El último en entrar en el monovolumen fui yo. Antes, con el método preciso de las familias numerosas, habían ocupado su asiento, por este orden, la abuela, los gemelos, la tía monja, la niña María, los dos adolescentes y los padres de familia.
Los seres humanos son únicos e irrepetibles. Los felinos, sin embargo, somos mucho más simples. Dicen de mí, sin ir más lejos, que soy un gato común. Corrían las vacaciones de 1999. Me acababan de recoger de la basura, con la generosidad propia de los Ramírez Ramírez. Todo en aquella vida familiar se duplicaba: los gemelos, el apellido, las Marías, la ración de sardinas e incluso los habituales quince días de vacaciones que aquel año se convirtieron en un mes de sol y playa.
Habían tenido que sacar del convento a la tía María. Según el médico, las aguas del Mediterráneo le iban a ir bien para la soriasis. Sus manos suaves cocinaban, como nadie, los pescados a la sal. Descubrí en ella la piedra angular de la familia perfecta para un gato.
Fue así como crucé, por primera vez, la meseta, arracimado en una furgoneta amplia. Primero pasaron, como en un zigzag por la ventana, los arrabales de Salamanca, donde nació Lázaro, el de Tormes, y donde tres meses antes había nacido yo también. Luego, las carreteras de Castilla, con su inevitable canícula, y Madrid, con su «skyline» estrellado contra el humo.
Mi tocayo Fermín conducía despacio, acariciaba las rodillas de su mujer, nos miraba complacido por el retrovisor y, cuando se aseguraba de que todos estábamos bien, nos contaba apasionadamente historias de molinos y gigantes.
Paramos a echar gasolina en un lugar de La Mancha.

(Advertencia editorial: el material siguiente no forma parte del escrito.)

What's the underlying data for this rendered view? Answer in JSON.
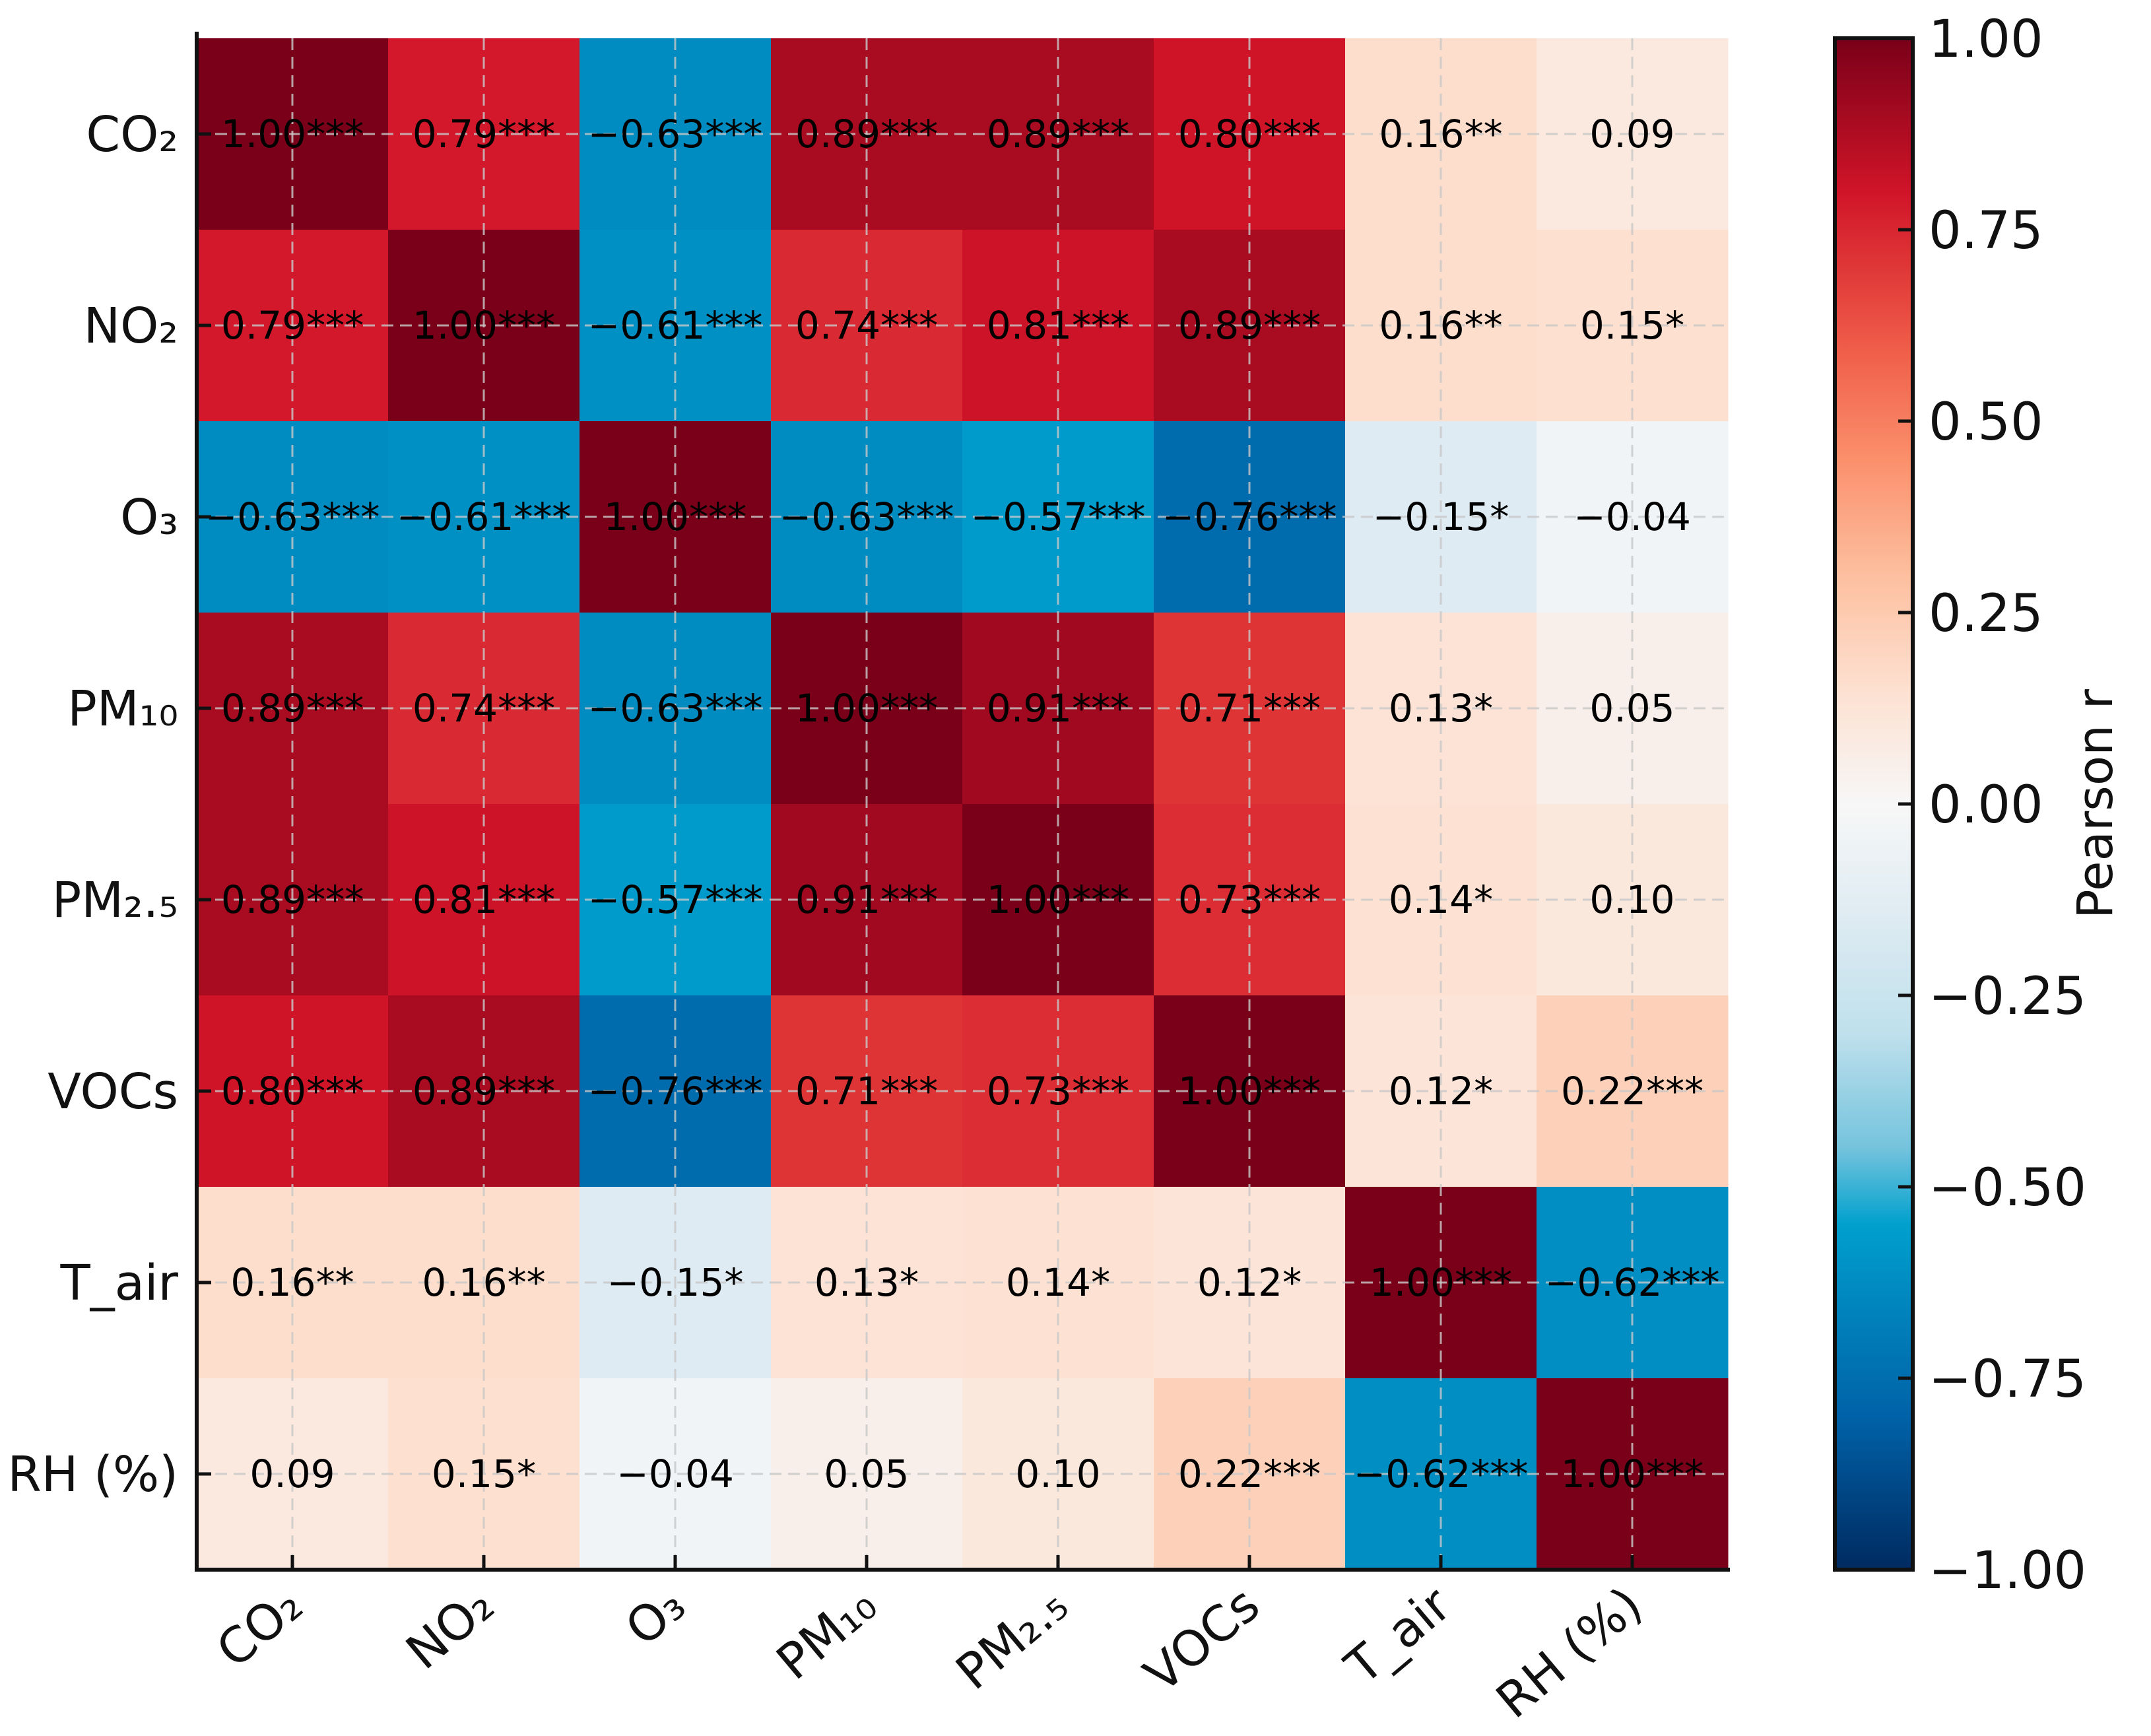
{
  "chart_data": {
    "type": "heatmap",
    "title": "",
    "variables": [
      "CO₂",
      "NO₂",
      "O₃",
      "PM₁₀",
      "PM₂.₅",
      "VOCs",
      "T_air",
      "RH (%)"
    ],
    "values": [
      [
        1.0,
        0.79,
        -0.63,
        0.89,
        0.89,
        0.8,
        0.16,
        0.09
      ],
      [
        0.79,
        1.0,
        -0.61,
        0.74,
        0.81,
        0.89,
        0.16,
        0.15
      ],
      [
        -0.63,
        -0.61,
        1.0,
        -0.63,
        -0.57,
        -0.76,
        -0.15,
        -0.04
      ],
      [
        0.89,
        0.74,
        -0.63,
        1.0,
        0.91,
        0.71,
        0.13,
        0.05
      ],
      [
        0.89,
        0.81,
        -0.57,
        0.91,
        1.0,
        0.73,
        0.14,
        0.1
      ],
      [
        0.8,
        0.89,
        -0.76,
        0.71,
        0.73,
        1.0,
        0.12,
        0.22
      ],
      [
        0.16,
        0.16,
        -0.15,
        0.13,
        0.14,
        0.12,
        1.0,
        -0.62
      ],
      [
        0.09,
        0.15,
        -0.04,
        0.05,
        0.1,
        0.22,
        -0.62,
        1.0
      ]
    ],
    "significance": [
      [
        "***",
        "***",
        "***",
        "***",
        "***",
        "***",
        "**",
        ""
      ],
      [
        "***",
        "***",
        "***",
        "***",
        "***",
        "***",
        "**",
        "*"
      ],
      [
        "***",
        "***",
        "***",
        "***",
        "***",
        "***",
        "*",
        ""
      ],
      [
        "***",
        "***",
        "***",
        "***",
        "***",
        "***",
        "*",
        ""
      ],
      [
        "***",
        "***",
        "***",
        "***",
        "***",
        "***",
        "*",
        ""
      ],
      [
        "***",
        "***",
        "***",
        "***",
        "***",
        "***",
        "*",
        "***"
      ],
      [
        "**",
        "**",
        "*",
        "*",
        "*",
        "*",
        "***",
        "***"
      ],
      [
        "",
        "*",
        "",
        "",
        "",
        "***",
        "***",
        "***"
      ]
    ],
    "colorbar": {
      "label": "Pearson r",
      "range": [
        -1,
        1
      ],
      "ticks": [
        "1.00",
        "0.75",
        "0.50",
        "0.25",
        "0.00",
        "−0.25",
        "−0.50",
        "−0.75",
        "−1.00"
      ],
      "tick_values": [
        1,
        0.75,
        0.5,
        0.25,
        0,
        -0.25,
        -0.5,
        -0.75,
        -1
      ],
      "colormap": "RdBu_r"
    },
    "grid": true
  }
}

A la sombra de una estación de servicio conocí las latas Whiskas y los ovillos que trenzaba la abuela Petra. Poco después, llegaron los viñedos y el incipiente olor a naranjos. La autopista se estiraba y encogía como un espejismo. Era el calor.

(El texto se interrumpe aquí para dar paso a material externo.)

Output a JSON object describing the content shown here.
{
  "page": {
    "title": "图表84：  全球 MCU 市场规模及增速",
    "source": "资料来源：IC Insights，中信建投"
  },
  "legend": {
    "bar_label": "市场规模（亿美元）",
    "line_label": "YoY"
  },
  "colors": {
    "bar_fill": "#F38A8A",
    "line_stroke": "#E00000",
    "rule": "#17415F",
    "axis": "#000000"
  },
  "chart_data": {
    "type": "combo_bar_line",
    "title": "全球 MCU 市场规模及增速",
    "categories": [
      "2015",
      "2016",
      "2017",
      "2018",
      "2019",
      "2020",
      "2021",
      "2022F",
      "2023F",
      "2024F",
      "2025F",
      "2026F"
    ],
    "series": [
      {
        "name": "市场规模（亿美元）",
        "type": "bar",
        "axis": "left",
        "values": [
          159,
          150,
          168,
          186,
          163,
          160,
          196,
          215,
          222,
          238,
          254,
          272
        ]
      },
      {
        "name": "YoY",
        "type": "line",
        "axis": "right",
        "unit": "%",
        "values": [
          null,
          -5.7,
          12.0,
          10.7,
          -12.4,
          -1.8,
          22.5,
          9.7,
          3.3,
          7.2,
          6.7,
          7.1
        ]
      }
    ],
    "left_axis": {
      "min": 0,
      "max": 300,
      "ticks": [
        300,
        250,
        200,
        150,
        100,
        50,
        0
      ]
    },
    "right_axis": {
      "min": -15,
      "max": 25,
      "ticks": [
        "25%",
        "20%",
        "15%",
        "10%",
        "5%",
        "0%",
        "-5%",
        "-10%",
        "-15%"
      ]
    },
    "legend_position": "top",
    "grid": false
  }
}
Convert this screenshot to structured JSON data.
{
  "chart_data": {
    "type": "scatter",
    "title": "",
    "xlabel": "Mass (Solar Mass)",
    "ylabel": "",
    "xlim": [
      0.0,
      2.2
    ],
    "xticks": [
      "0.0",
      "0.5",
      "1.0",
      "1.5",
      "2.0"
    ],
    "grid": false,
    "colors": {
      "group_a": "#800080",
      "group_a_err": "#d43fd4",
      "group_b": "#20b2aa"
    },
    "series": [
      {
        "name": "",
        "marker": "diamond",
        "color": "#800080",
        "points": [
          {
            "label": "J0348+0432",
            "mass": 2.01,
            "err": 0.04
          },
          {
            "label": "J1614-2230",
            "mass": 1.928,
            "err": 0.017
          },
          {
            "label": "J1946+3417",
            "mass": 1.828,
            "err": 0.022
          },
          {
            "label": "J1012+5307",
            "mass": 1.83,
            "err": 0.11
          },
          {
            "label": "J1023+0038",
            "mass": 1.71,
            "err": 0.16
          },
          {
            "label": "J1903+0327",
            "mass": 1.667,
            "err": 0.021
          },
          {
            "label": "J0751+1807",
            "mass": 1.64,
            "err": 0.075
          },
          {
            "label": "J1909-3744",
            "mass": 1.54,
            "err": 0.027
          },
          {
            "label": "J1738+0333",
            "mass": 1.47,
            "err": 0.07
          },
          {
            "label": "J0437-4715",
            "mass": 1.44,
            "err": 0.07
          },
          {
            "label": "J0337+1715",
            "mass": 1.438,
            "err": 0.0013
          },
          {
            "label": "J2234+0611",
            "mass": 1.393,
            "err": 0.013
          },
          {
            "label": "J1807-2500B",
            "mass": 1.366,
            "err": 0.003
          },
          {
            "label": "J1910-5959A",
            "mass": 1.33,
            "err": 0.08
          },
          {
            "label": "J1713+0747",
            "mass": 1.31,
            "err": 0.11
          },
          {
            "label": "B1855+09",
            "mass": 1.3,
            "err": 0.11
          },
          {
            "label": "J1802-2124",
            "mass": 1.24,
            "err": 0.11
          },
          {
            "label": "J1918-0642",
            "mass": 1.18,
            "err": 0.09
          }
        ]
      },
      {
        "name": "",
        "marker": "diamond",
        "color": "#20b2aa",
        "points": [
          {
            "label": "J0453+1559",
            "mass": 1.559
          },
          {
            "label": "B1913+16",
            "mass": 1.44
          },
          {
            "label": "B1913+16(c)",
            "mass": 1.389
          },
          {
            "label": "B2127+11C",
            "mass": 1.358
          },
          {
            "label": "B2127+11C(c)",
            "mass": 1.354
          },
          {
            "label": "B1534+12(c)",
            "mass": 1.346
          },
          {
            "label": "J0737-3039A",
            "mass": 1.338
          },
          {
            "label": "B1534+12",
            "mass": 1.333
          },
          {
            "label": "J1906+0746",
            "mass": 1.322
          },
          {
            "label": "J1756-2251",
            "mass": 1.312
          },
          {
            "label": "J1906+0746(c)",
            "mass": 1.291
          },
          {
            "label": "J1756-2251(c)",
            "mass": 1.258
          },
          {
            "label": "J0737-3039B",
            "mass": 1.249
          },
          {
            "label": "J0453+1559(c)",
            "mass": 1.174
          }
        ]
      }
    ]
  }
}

Vomité nada más llegar a Peñíscola. Aún no sabía qué era eso a lo que llamaban playa, ni mucho menos qué querían decir exactamente cuando hablaban del horizonte. Once años después, mucho más experimentado, he conseguido entender al menos lo primero.

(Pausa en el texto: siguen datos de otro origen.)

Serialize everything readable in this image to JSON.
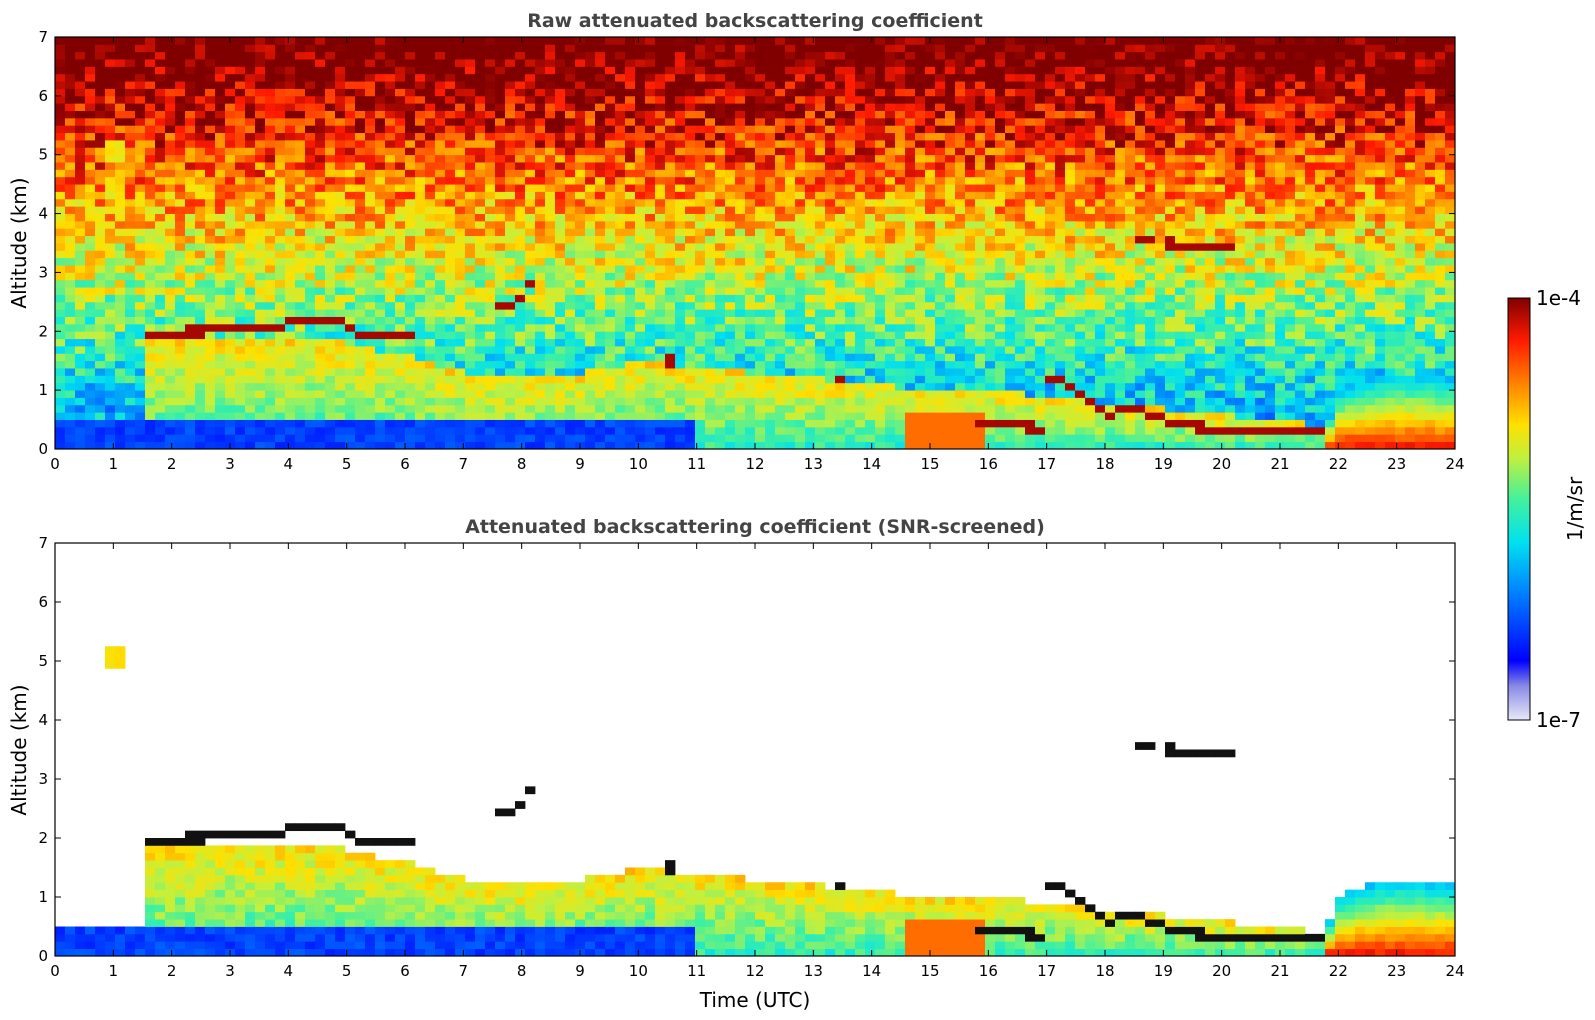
{
  "chart_data": [
    {
      "type": "heatmap",
      "title": "Raw attenuated backscattering coefficient",
      "xlabel": "",
      "ylabel": "Altitude (km)",
      "xlim": [
        0,
        24
      ],
      "ylim": [
        0,
        7
      ],
      "xticks": [
        "0",
        "1",
        "2",
        "3",
        "4",
        "5",
        "6",
        "7",
        "8",
        "9",
        "10",
        "11",
        "12",
        "13",
        "14",
        "15",
        "16",
        "17",
        "18",
        "19",
        "20",
        "21",
        "22",
        "23",
        "24"
      ],
      "yticks": [
        "0",
        "1",
        "2",
        "3",
        "4",
        "5",
        "6",
        "7"
      ],
      "screened": false
    },
    {
      "type": "heatmap",
      "title": "Attenuated backscattering coefficient (SNR-screened)",
      "xlabel": "Time (UTC)",
      "ylabel": "Altitude (km)",
      "xlim": [
        0,
        24
      ],
      "ylim": [
        0,
        7
      ],
      "xticks": [
        "0",
        "1",
        "2",
        "3",
        "4",
        "5",
        "6",
        "7",
        "8",
        "9",
        "10",
        "11",
        "12",
        "13",
        "14",
        "15",
        "16",
        "17",
        "18",
        "19",
        "20",
        "21",
        "22",
        "23",
        "24"
      ],
      "yticks": [
        "0",
        "1",
        "2",
        "3",
        "4",
        "5",
        "6",
        "7"
      ],
      "screened": true
    }
  ],
  "colorbar": {
    "label": "1/m/sr",
    "max_label": "1e-4",
    "min_label": "1e-7",
    "scale": "log",
    "colormap": "jet"
  },
  "features": {
    "cloud_layers": [
      {
        "points": [
          [
            1.6,
            1.97
          ],
          [
            2.5,
            2.0
          ],
          [
            3.8,
            2.1
          ],
          [
            4.7,
            2.25
          ],
          [
            5.2,
            1.95
          ],
          [
            6.2,
            1.9
          ]
        ]
      },
      {
        "points": [
          [
            7.6,
            2.5
          ],
          [
            7.8,
            2.4
          ],
          [
            8.0,
            2.6
          ]
        ]
      },
      {
        "points": [
          [
            8.1,
            2.78
          ],
          [
            8.3,
            2.78
          ]
        ]
      },
      {
        "points": [
          [
            17.0,
            1.25
          ],
          [
            17.5,
            1.0
          ],
          [
            18.0,
            0.6
          ],
          [
            18.5,
            0.7
          ],
          [
            19.0,
            0.5
          ],
          [
            19.5,
            0.4
          ],
          [
            20.2,
            0.3
          ],
          [
            21.5,
            0.3
          ],
          [
            21.7,
            0.3
          ]
        ]
      },
      {
        "points": [
          [
            15.8,
            0.45
          ],
          [
            16.5,
            0.4
          ],
          [
            17.0,
            0.35
          ]
        ]
      },
      {
        "points": [
          [
            18.6,
            3.58
          ],
          [
            18.8,
            3.55
          ]
        ]
      },
      {
        "points": [
          [
            19.1,
            3.5
          ],
          [
            19.6,
            3.45
          ],
          [
            20.2,
            3.48
          ]
        ]
      },
      {
        "points": [
          [
            10.5,
            1.5
          ],
          [
            10.7,
            1.5
          ]
        ]
      },
      {
        "points": [
          [
            13.4,
            1.2
          ],
          [
            13.5,
            1.1
          ]
        ]
      }
    ],
    "aerosol_layer_top": [
      [
        1.5,
        1.9
      ],
      [
        3,
        1.9
      ],
      [
        4.5,
        1.9
      ],
      [
        6,
        1.6
      ],
      [
        7,
        1.3
      ],
      [
        8,
        1.2
      ],
      [
        9,
        1.3
      ],
      [
        10,
        1.5
      ],
      [
        11,
        1.4
      ],
      [
        12,
        1.3
      ],
      [
        13,
        1.2
      ],
      [
        14,
        1.1
      ],
      [
        15,
        1.0
      ],
      [
        16,
        1.0
      ],
      [
        17,
        0.9
      ],
      [
        18,
        0.8
      ],
      [
        21.8,
        0.4
      ],
      [
        22,
        1.0
      ],
      [
        22.5,
        1.2
      ],
      [
        23,
        1.3
      ],
      [
        24,
        1.2
      ]
    ],
    "isolated_patch": {
      "x": [
        0.9,
        1.2
      ],
      "y": [
        4.9,
        5.3
      ]
    }
  }
}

El runrún de estos días es el preludio inconfundible del verano. Los gemelos son ahora adolescentes y los adolescentes ya no siempre viajan con sus padres. Dicen que la niña María tiene síndrome de Down. Ella es quien me da los besos que casi nadie le daría a un gato viejo. Sor María tiene la piel mucho mejor. Volvió al convento. Echo mucho de menos a la abuela Petra. Murió el año pasado. Sus ovillos eran blanquísimos, como su vida lenta, arrancada por el olvido. Aún me acuerdo cuando, en los viajes, me acariciaba la barriga y, en su aparente desvarío, me confiaba en voz baja:
-«¿Sabes una cosa, Fermín? Yo no querría por nada del mundo tener siete vidas. ¡Tiene que ser tan aburrido!».